By Madison Underwood
If you’ve glanced at the cover of a magazine or watched TV news anytime in the past 12 months, you know that healthcare reform is causing a major buzz these days. Most of that talk revolves around who pays for healthcare and how. But bubbling just under the surface, there’s another debate about the way American doctors approach patient care.
Birmingham doctor Jim McMinn ascribes to an integrated approach to medicine. “Ultimately there’s one thing that trumps science, and that’s the patient,” he says.
“I feel sometimes that in traditional Western medical practice, your toolbox is too limited,” says James. E. McMinn, M.D. McMinn operates Total Wellness clinic in Homewood. “You mainly use drugs and surgery. Someone comes in with a problem, and here’s some Motrin, here’s some Lortab, or go see the surgeon.
“I think some folks are just tired of taking pills,” he says.
McMinn advocates a different approach. McMinn practices what he calls “functional medicine” – a combination of evidence-based Western medicine along with alternative therapies such as massage, acupuncture and homeopathy.
“I think the big difference is I try to gather the best of both worlds in my practice,” McMinn says.

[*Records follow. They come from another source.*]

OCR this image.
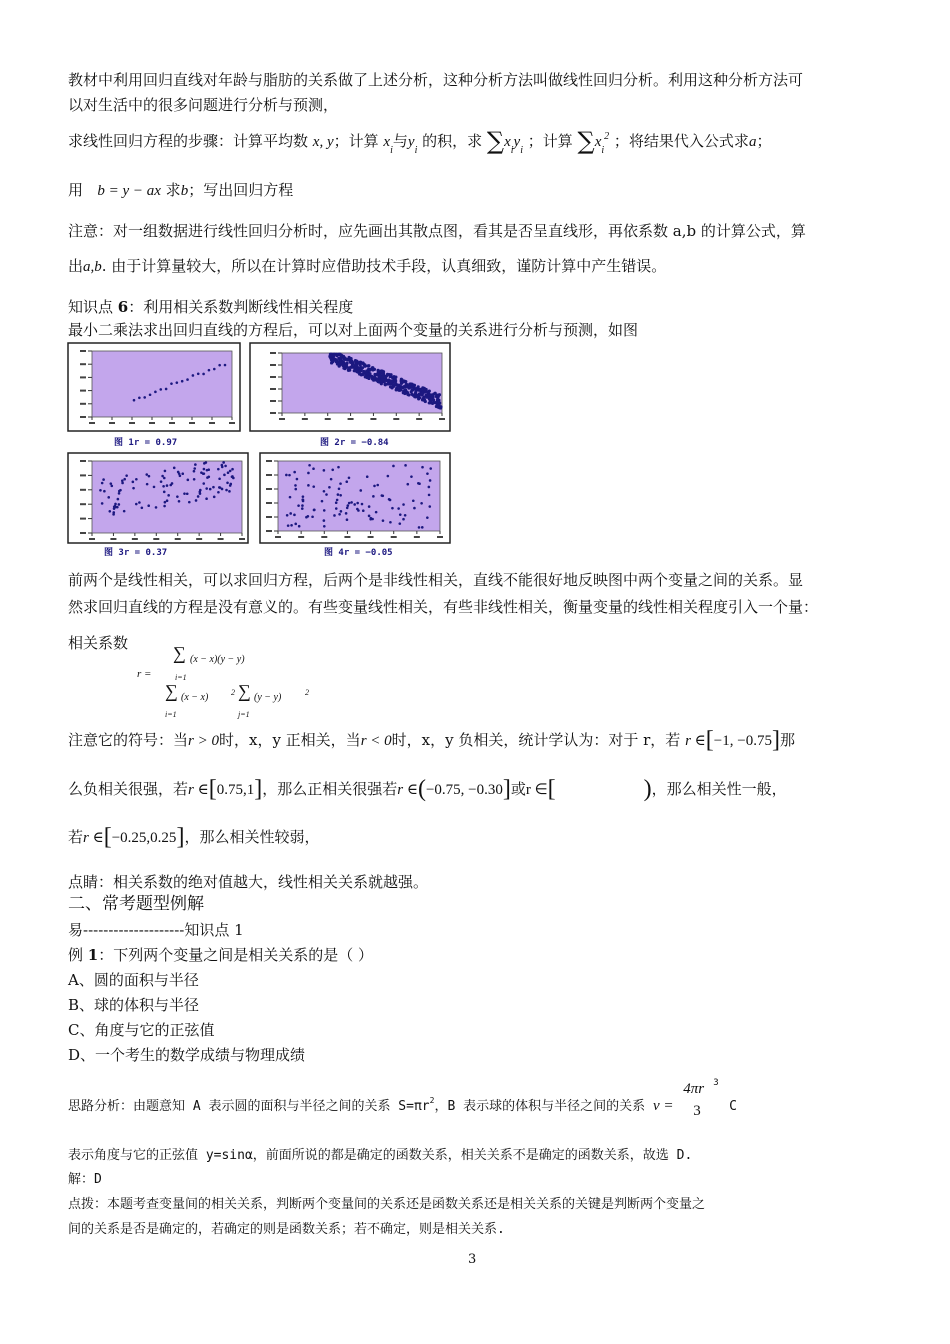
教材中利用回归直线对年龄与脂肪的关系做了上述分析，这种分析方法叫做线性回归分析。利用这种分析方法可
以对生活中的很多问题进行分析与预测，
求线性回归方程的步骤：计算平均数 x, y；计算 $x_i$与$y_i$ 的积，求 $\sum x_iy_i$ ；计算 $\sum x_i^2$ ；将结果代入公式求a；
用 b = y − ax 求b；写出回归方程
注意：对一组数据进行线性回归分析时，应先画出其散点图，看其是否呈直线形，再依系数 a,b 的计算公式，算
出a,b. 由于计算量较大，所以在计算时应借助技术手段，认真细致，谨防计算中产生错误。
知识点 6：利用相关系数判断线性相关程度
最小二乘法求出回归直线的方程后，可以对上面两个变量的关系进行分析与预测，如图
图 1r = 0.97	图 2r = −0.84
图 3r = 0.37	图 4r = −0.05
前两个是线性相关，可以求回归方程，后两个是非线性相关，直线不能很好地反映图中两个变量之间的关系。显
然求回归直线的方程是没有意义的。有些变量线性相关，有些非线性相关，衡量变量的线性相关程度引入一个量：
相关系数
r =
∑ (x − x)(y − y)
i=1
∑ (x − x)	2 ∑ (y − y)	2
i=1	j=1
注意它的符号：当r > 0时，x，y 正相关，当r < 0时，x，y 负相关，统计学认为：对于 r，若 r ∈[−1, −0.75]那
么负相关很强，若r ∈[0.75,1]，那么正相关很强若r ∈(−0.75, −0.30]或r ∈[	)，那么相关性一般，
若r ∈[−0.25,0.25]，那么相关性较弱，
点睛：相关系数的绝对值越大，线性相关关系就越强。
二、常考题型例解
易--------------------知识点 1
例 1：下列两个变量之间是相关关系的是（ ）
A、圆的面积与半径
B、球的体积与半径
C、角度与它的正弦值
D、一个考生的数学成绩与物理成绩
思路分析：由题意知 A 表示圆的面积与半径之间的关系 $S=\pi r^2$，B 表示球的体积与半径之间的关系 v =
4πr 3
3 C
表示角度与它的正弦值 y=sinα，前面所说的都是确定的函数关系，相关关系不是确定的函数关系，故选 D.
解：D
点拨：本题考查变量间的相关关系，判断两个变量间的关系还是函数关系还是相关关系的关键是判断两个变量之
间的关系是否是确定的，若确定的则是函数关系；若不确定，则是相关关系.
3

This being our annual Women’s Issue, an astute reader might note that McMinn is not a woman. In fact, he is a middle-aged man who has practiced medicine for 20 years and served on the faculty of Harvard Medical School and Brown University School of Medicine. But McMinn is included in this issue because 90 percent of his patients, he estimates, are women.
Many of those women come to McMinn’s clinic because he offers something many American doctors do not: bioidentical hormone therapy. Hormone therapy is used to treat night sweats, hot flashes, fatigue, “brain fog” and the many other symptoms of menopause. Pharmaceutical companies have been offering synthetic (but not bioidentical) hormone replacement drugs like Premarin and Provera for this purpose for many years, and they’ve been extremely popular. In fact, in 2001, Premarin was the best-selling drug in the U.S.
“When I was a young doctor, everyone who came through got Premarin or Provera,” McMinn says. “The mantra was ‘They’re going to live longer and feel better.'”
But there was a problem – a 2002 study found that the drugs were causing blood clots, heart attack, strokes and breast cancer. In response to that study, doctors lowered doses but kept prescribing the drugs. And they ignored the bioidentical hormones that doctors had been using successfully in Europe for nearly half a century. Why?
“You can’t put a patent on a human hormone,” McMinn says.
He explains: “Here’s the important difference: If I was to take a woman’s blood and look at a molecule of her progesterone and compare it to, say, Provera, they would look like different molecules. Provera isn’t found anywhere in nature, much less in the human body, but we’re putting it into the body because it has progesterone-like effects. Whereas the bio-identical progesterone is exactly 100 percent identical to the patient’s, so the body knows what to do with it.”
“All I use is the bio-identicals,” McMinn says. “And I’ve had just a fantastic response to them, from women who have suffered for years and years.”
No doubt Oprah Winfrey has been the most prominent advocate of bio-identical hormone treatments. An episode of her program that aired in January, titled “The Great Debate: Should You Replace Your Hormones?” initiated a conversation that has continued in the pages of O, The Oprah Magazine and on Winfrey’s popular website, with thousands of women asking new questions not only about bioidentical hormone treatments but all kinds of hormone replacement therapy.
But McMinn isn’t merely following a trend in providing bioidentical hormone treatments. It’s just one part of his integrative practice. In addition to bioidentical hormone therapy, the Total Wellness clinic provides a wide range of procedures, from standard physical exams, minor operations and health screenings to acupuncture, intravenous vitamin and nutrient therapy, smoking cessation and detoxification. He also provides many services for men, including testosterone therapy and treatment for erectile dysfunction. In May, McMinn is opening a new facility that will expand his capabilities to include yoga and other services.
“We’re going to have a world-class wellness center right here in Birmingham,” he says.
McMinn moved to Birmingham with his wife and children 12 years ago. His parents grew up in Alabama. “When I was growing up this was always home, but we moved around a lot,” he says. His parents eventually retired to a farm in Anniston, prompting McMinn to move from Boston to Birmingham.
“We decided to move on down to Alabama to be closer to the family, so our kids could enjoy their grandparents, but also because we love this Alabama weather,” McMinn says. “Birmingham’s a wonderful city, we love it here.”
No matter where he practices, he will offer women and men alike medical options based on what is effective and just what is easily available, he says.
“We get up on our high horse in science, and look down on other people and say they’re not scientific,” he says. “But ultimately there’s one thing that trumps science, and that’s the patient.”
“If it works for the patient, that’s what really matters.”